Bhaji on the Beach is a most impressive feature debut by a woman director, Gurinder Chadha, a serio-comedy that concerns ethnic and generational conflicts.
Early on in the story, Simi (Shaheen Khan), a community-center organizer proclaims, “This is your day–have a female fun time!” She then goes on to orchestrate a day trip of nine Asian immigrants, who live in Birmingham, to the British seaside resort Blackpool. The trip is meant to raise consciousness, sort of a feminist sisterhood, among a diverse group of women, each facing a problem or moral dilemma. Hashida (Sarita Khajuria), for example, has to deal with the fact that she is pregnant by her black boyfriend, and Ginder (Kim Vithana), a young mother, must endure the contempt of the older women because she has left her husband.

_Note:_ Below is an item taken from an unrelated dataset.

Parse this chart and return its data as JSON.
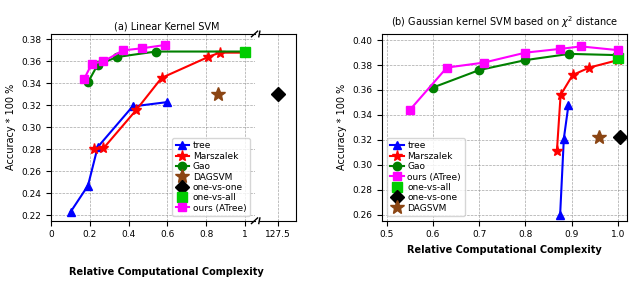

Always funny and in many moments irreverent and savvy, the film also contains lurid fantasies of Asha (Lalita Ahmed), which are shot in the style of Indian musicals, and the touching comic flirtation of two teenage sisters as they uncover their own racial anxieties. At the end of the film, you get a portrait of different kinds of conflicts that are only temporarily resolved.
Bhaji on the Beach is uneven, but is always warm and charming. And chances are that you have never seen such characters on screen–certainly not in American movies.